AIDS is making an alarming comeback. The Journal of the American Medical Association reports that HIV infection among gay men is increasing. The study clearly implies that people highly susceptible to contraction are becoming less cautious.

Despite the information, the knowledge, the warnings that permeate all aspects of health promotion in the United States, statistics don’t lie. People have either stopped listening … or stopped caring altogether.

Sex Positive explores the life of Richard Berkowitz, a revolutionary gay S&M hustler turned AIDS activist in the 1980s. Berkowitz contracted HIV at a time when the AIDS virus could be “caught” like the household cold. Fear and insecurity swept a nation that was still not completely accepting of homosexuality.

Delving into great detail about the rampant promiscuity of the underground gay community in New York City in the early ’80s, the good Jewish boy-turned-sexual deviant partnered with activist Michael Callen to virtually invent safe sex.

Attacked by the media for pushing the “dwindling” disease, Berkowitz emerged from the epicenter of the epidemic demanding a solution despite criticisms. This film underscores the explicit bravery of the innovative advocate whose passion went nearly unrecognized. Now destitute and alone, Berkowitz’s story is told without the glamour of Hollywood, but with the same passion.

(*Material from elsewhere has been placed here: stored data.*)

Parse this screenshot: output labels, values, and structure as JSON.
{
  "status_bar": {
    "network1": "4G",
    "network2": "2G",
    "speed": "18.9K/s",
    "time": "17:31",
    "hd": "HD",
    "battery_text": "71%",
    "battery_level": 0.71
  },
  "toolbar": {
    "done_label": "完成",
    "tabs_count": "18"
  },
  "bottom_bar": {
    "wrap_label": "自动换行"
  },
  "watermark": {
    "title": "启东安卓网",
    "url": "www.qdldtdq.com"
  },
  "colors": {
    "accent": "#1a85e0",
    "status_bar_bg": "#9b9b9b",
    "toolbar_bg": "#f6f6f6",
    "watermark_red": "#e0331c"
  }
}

A documentary like this needed to be made, and what better time than now. The emergence of texts and films dedicated to the gay rights movement in the ’80s allude to and, in many respects, parallel the current conflict over gay marriage in California, which remains indefinitely in limbo.

In theory, Sex Positive is insightful and captivating. Berkowitz is a tragic hero in the gay rights movement who transferred his fame onto the promotion of safe sex. He is a brilliant and passionate man whose accomplishments should be known. But he is also incorrigibly cynical about his anonymity.

Director/producer/editor Daryl Wein is just 25 years old and has incredible promise as an artist. His research is thorough, and his ability to set the appropriate tone for the piece is impressive, especially since Wein was born the year that Berkowitz wrote the safe sex manual.

My mixed feelings about this film stem from the fact that the majority of the 76 minutes is spent in a jumbled, unfocused state of confusion about where the filmmaker wants to take the text. In the wake of Gus Van Sant’s glorious biopic Milk, about the life and death of the first openly gay politician Harvey Milk, this piece of historical retrospection does not affect the audience in ways it most definitely should.

Grade: B-

Sex Positive releases in select theaters June 19.